We could omit the attributes also when not optimizing (maybe we should be doing that now for the function parameter attributes we do emit). I'm not proposing to move attributes currently on call/invoke to metadata (although Reid did suggest that, also noting that they could be omitted at -O0), but if we had these attributes (nonnull, dereferenceable, etc.) on loads, for example, we could certainly emit them in more places in Clang's CodeGen -- this would likely provide improvements not just in lambda captures, etc. (although that is a key use case for this functionality, however we implement it).

Thanks again,
Hal

> 
> 
> > - We already have code that handles these as return attributes on
> > call instructions; extending that to look at all instructions
> > seems straightforward. Adding alternate code to also look at
> > metadata also would require additional development for each
> > attribute.
> > 
> > One thing to keep in mind is that, like with metadata, the
> > attributes can have control-flow dependencies, and we'd generally
> > need to clear them when hoisting loads, etc.

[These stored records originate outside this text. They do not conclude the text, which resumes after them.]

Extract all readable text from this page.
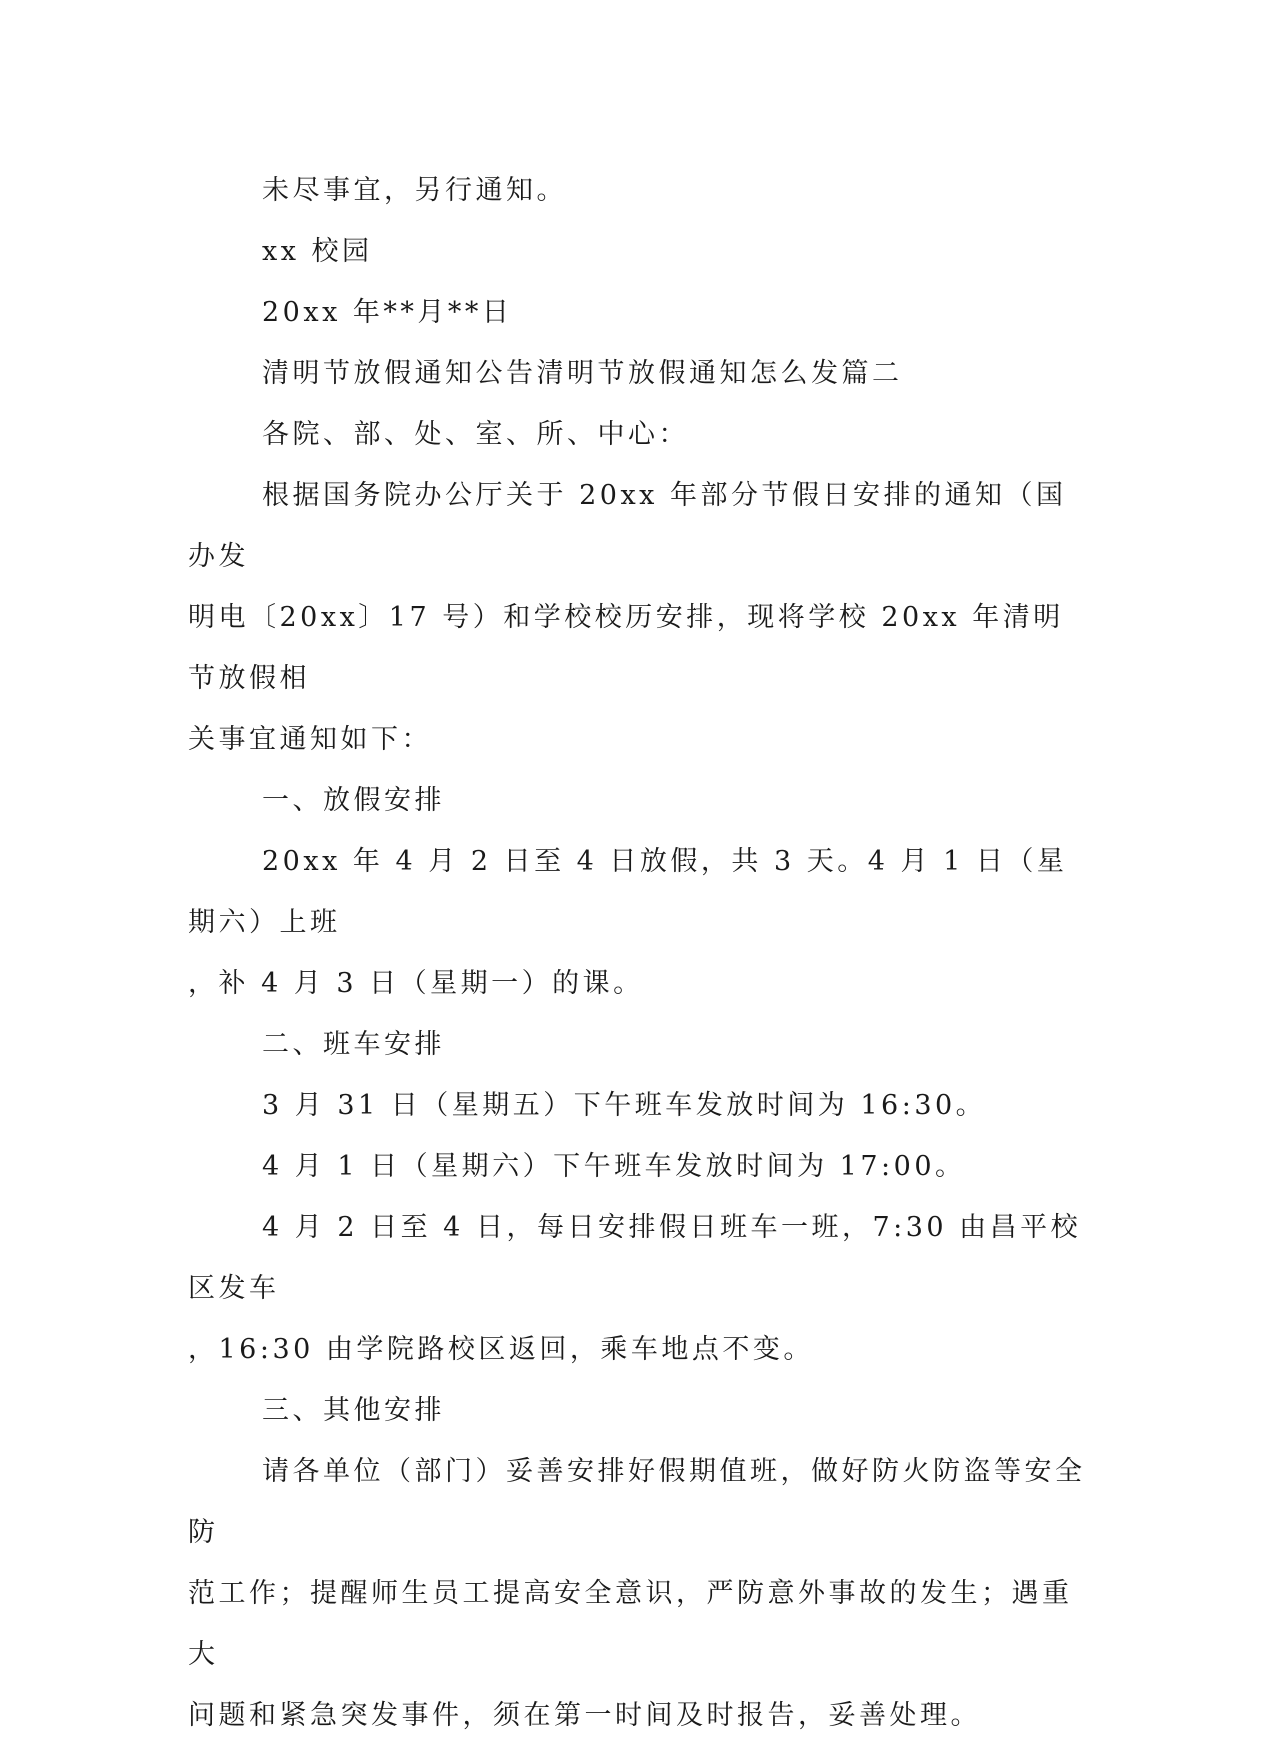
未尽事宜，另行通知。

xx 校园

20xx 年**月**日

清明节放假通知公告清明节放假通知怎么发篇二

各院、部、处、室、所、中心：

根据国务院办公厅关于 20xx 年部分节假日安排的通知（国办发
明电〔20xx〕17 号）和学校校历安排，现将学校 20xx 年清明节放假相
关事宜通知如下：

一、放假安排

20xx 年 4 月 2 日至 4 日放假，共 3 天。4 月 1 日（星期六）上班
，补 4 月 3 日（星期一）的课。

二、班车安排

3 月 31 日（星期五）下午班车发放时间为 16:30。

4 月 1 日（星期六）下午班车发放时间为 17:00。

4 月 2 日至 4 日，每日安排假日班车一班，7:30 由昌平校区发车
，16:30 由学院路校区返回，乘车地点不变。

三、其他安排

请各单位（部门）妥善安排好假期值班，做好防火防盗等安全防
范工作；提醒师生员工提高安全意识，严防意外事故的发生；遇重大
问题和紧急突发事件，须在第一时间及时报告，妥善处理。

We already do this
> > with metadata, at least for loads, so the places where we'd need
> > to do this should hopefully be relatively-easy to find.
> > 
> > What do you think?
> > 
> > Thanks again,
> > Hal
> > 
> > --
> > Hal Finkel
> > Assistant Computational Scientist
> > Leadership Computing Facility
> > Argonne National Laboratory
> > _______________________________________________
> > LLVM Developers mailing list
> > LLVMdev at cs.uiuc.edu         http://llvm.cs.uiuc.edu
> > http://lists.cs.uiuc.edu/mailman/listinfo/llvmdev
> 
> 

-- 
Hal Finkel
Assistant Computational Scientist
Leadership Computing Facility
Argonne National Laboratory